Phobie n°17 : la philophobie

Être philophobe c’est avoir peur de tomber amoureux. Il s’agit d’une crainte excessive de l’engagement tout autant que des sentiments amoureux. La personne qui en souffre va déployer un ensemble de mécanismes de défense pour ne pas s’attacher à l’autre.

Quelles sont les causes de la philophobie ?

La peur de perdre son autonomie est au centre de la philophobie. Des événements traumatiques ayant pris part dans l’enfance ou à l’âge adulte peuvent expliquer cette phobie des relations intimes. Par exemple, un divorce mal vécu, qui aura donné une image négative de l’amour et engendré l’aversion de la figure du couple.

La disparition d’une personne chère, ou une rupture douloureuse, peuvent également occasionner cette crainte excessive de l’engagement, avec en fond une volonté de se prémunir de la souffrance que pourrait induire une nouvelle histoire.

Comment traiter sa peur de l’amour ?

Dépasser la philophobie demande généralement l’accompagnement d’un.e psychologue afin de comprendre les causes enfouies provoquant cette peur.
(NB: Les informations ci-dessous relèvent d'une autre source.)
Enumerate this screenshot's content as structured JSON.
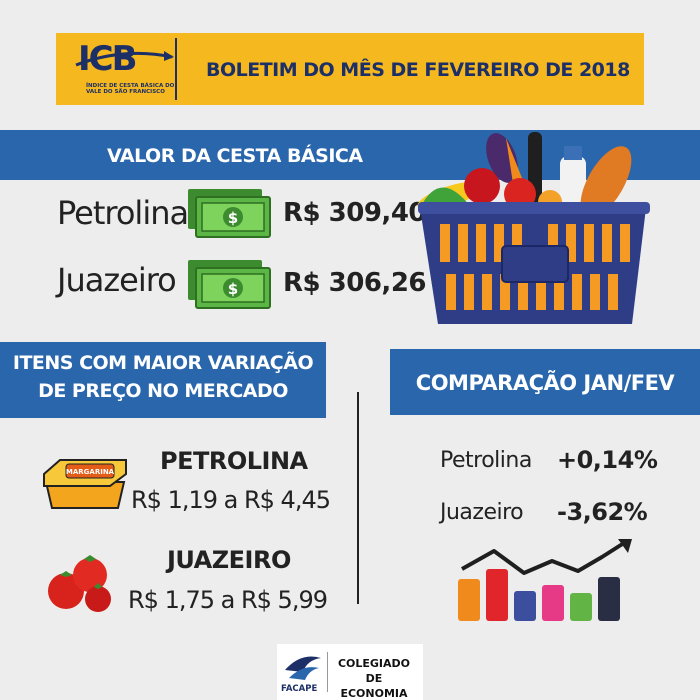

Pour développer la capacité d’entamer une relation sur des bases saines et en confiance, plusieurs méthodes sont possibles :

  • Psychothérapie analytique ;
  • Thérapie cognitive brève ;
  • Désensibilisation affective ;
  • Hypnothérapie ;
  • EMDR ;
  • Programmation neuro-linguistique (PNL).
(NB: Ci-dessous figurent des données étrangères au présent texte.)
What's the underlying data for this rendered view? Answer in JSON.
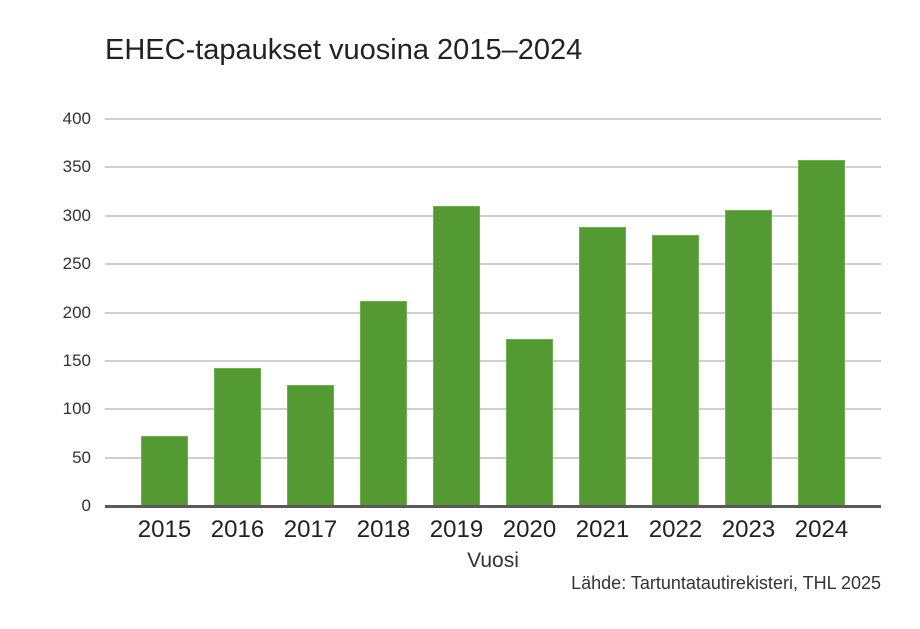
{
  "chart_data": {
    "type": "bar",
    "title": "EHEC-tapaukset vuosina 2015–2024",
    "xlabel": "Vuosi",
    "ylabel": "",
    "categories": [
      "2015",
      "2016",
      "2017",
      "2018",
      "2019",
      "2020",
      "2021",
      "2022",
      "2023",
      "2024"
    ],
    "values": [
      72,
      143,
      125,
      212,
      310,
      173,
      288,
      280,
      306,
      358
    ],
    "ylim": [
      0,
      400
    ],
    "yticks": [
      0,
      50,
      100,
      150,
      200,
      250,
      300,
      350,
      400
    ],
    "grid": true,
    "legend": null,
    "bar_color": "#529a31",
    "annotation": "Lähde: Tartuntatautirekisteri, THL 2025"
  },
  "labels": {
    "title": "EHEC-tapaukset vuosina 2015–2024",
    "xlabel": "Vuosi",
    "source": "Lähde: Tartuntatautirekisteri, THL 2025"
  }
}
Phobie n°18 : la nomophobie

La nomophobie c’est la crainte excessive d’être séparé de son téléphone. Des symptômes d’anxiété surviennent par exemple lorsque le réseau n’est pas couvert ou que la batterie est vide.

D’où vient la peur d’être séparé de son téléphone ?

L’instantanéité offerte par les téléphones mobiles va provoquer une forme de dépendance aux informations, aux interactions : tout est accessible rapidement, l’individu renforce son utilisation à chaque action réalisée. Il s’agit parfois d’une véritable addiction.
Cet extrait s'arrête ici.